Carissimi Diciottenni e Giovani,

Nel Vangelo ascoltato ieri siamo stati posti di fronte a questa verità su Gesù: “Io sono la luce del mondo”. Gesù spiega questa sua prerogativa così: “So da dove sono venuto e dove vado”. Gesù sa di venire dall’amore del Padre e di andare verso l’amore del Padre. Questa consapevolezza riempie di luce, di senso, di valore la sua vita. Gesù sa che vive per amore e per amare.
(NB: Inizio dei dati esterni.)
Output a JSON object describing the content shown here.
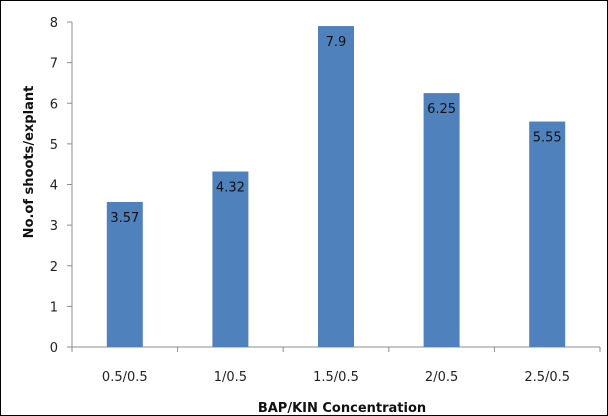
{
  "chart_data": {
    "type": "bar",
    "title": "",
    "xlabel": "BAP/KIN Concentration",
    "ylabel": "No.of shoots/explant",
    "categories": [
      "0.5/0.5",
      "1/0.5",
      "1.5/0.5",
      "2/0.5",
      "2.5/0.5"
    ],
    "values": [
      3.57,
      4.32,
      7.9,
      6.25,
      5.55
    ],
    "data_labels": [
      "3.57",
      "4.32",
      "7.9",
      "6.25",
      "5.55"
    ],
    "ylim": [
      0,
      8
    ],
    "yticks": [
      0,
      1,
      2,
      3,
      4,
      5,
      6,
      7,
      8
    ],
    "grid": false,
    "legend": "none",
    "bar_color": "#4F81BD"
  }
}
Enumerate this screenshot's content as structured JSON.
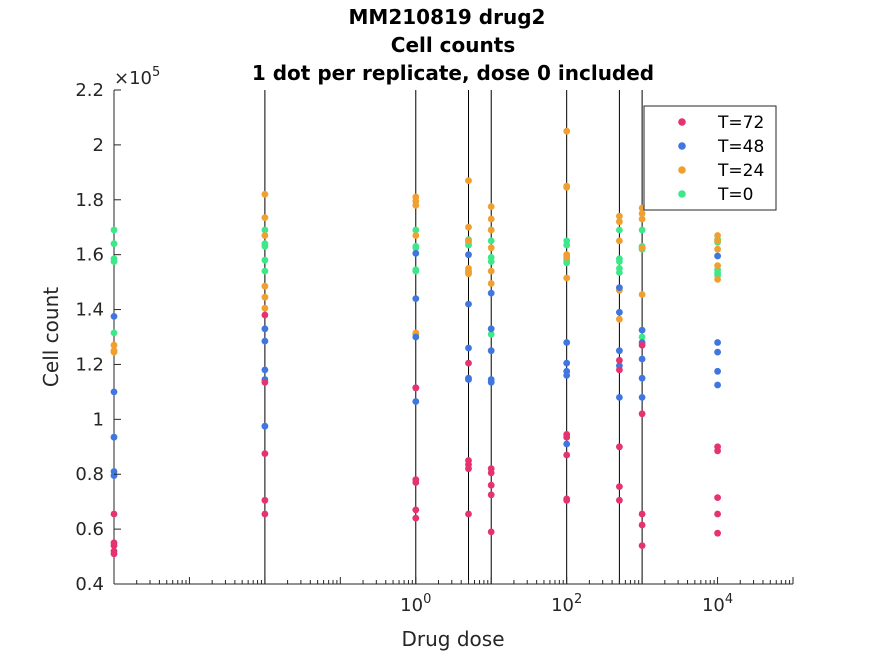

Purtroppo tante persone sono lontanissime dal sapere che loro vengono dall’amore di Dio Creatore e sono in cammino verso l’amore di questo Dio Creatore, compreso sempre più come Padre.

Tante persone vivono persuase di venire dal nulla e di andare a finire nel nulla e quindi vivono nelle tenebre, perché ignorano che l’amore è il senso della loro esistenza e quindi vivono, compiendo scelte prive di senso, perché vivono dominati dall’egoismo.

Tante altre persone, invece, sono persuase di venire da Dio e di andare a Dio, ma si sono lasciate convincere dal demonio che Dio non è amore paterno, ma è potere tirannico: anche costoro vivono nelle tenebre, non sono capaci di dare un senso positivo alla loro vita, la riempiono, infatti, di paura e di ribellione.

Gesù perciò è venuto dall’amore del Padre per portare la sua luce al mondo, che giace nelle tenebre: “Chi segue me, non camminerà nelle tenebre, ma avrà la luce della vita”. Il discepolo, che si mette alla scuola di Gesù, prima di tutto apprende da Gesù chi è veramente il Dio che lo ha chiamato alla vita. La stessa luce che riempie di senso la vita di Gesù, riempirà sempre più di senso la vita del discepolo di Gesù.

Seguendo Gesù, a nostra volta, ci sentiamo rivelare da Lui che il Padre suo è anche Padre nostro e che Lui ci ama come Lui è amato dal Padre, cioè che Lui condivide con noi l’amore che Lui riceve dal Padre.

Abbiamo accolto questa luce nella nostra vita? Viviamo, riconducendo tutto a questo amore del Padre? Se lo faremo, non saremo mai vinti dalle tenebre!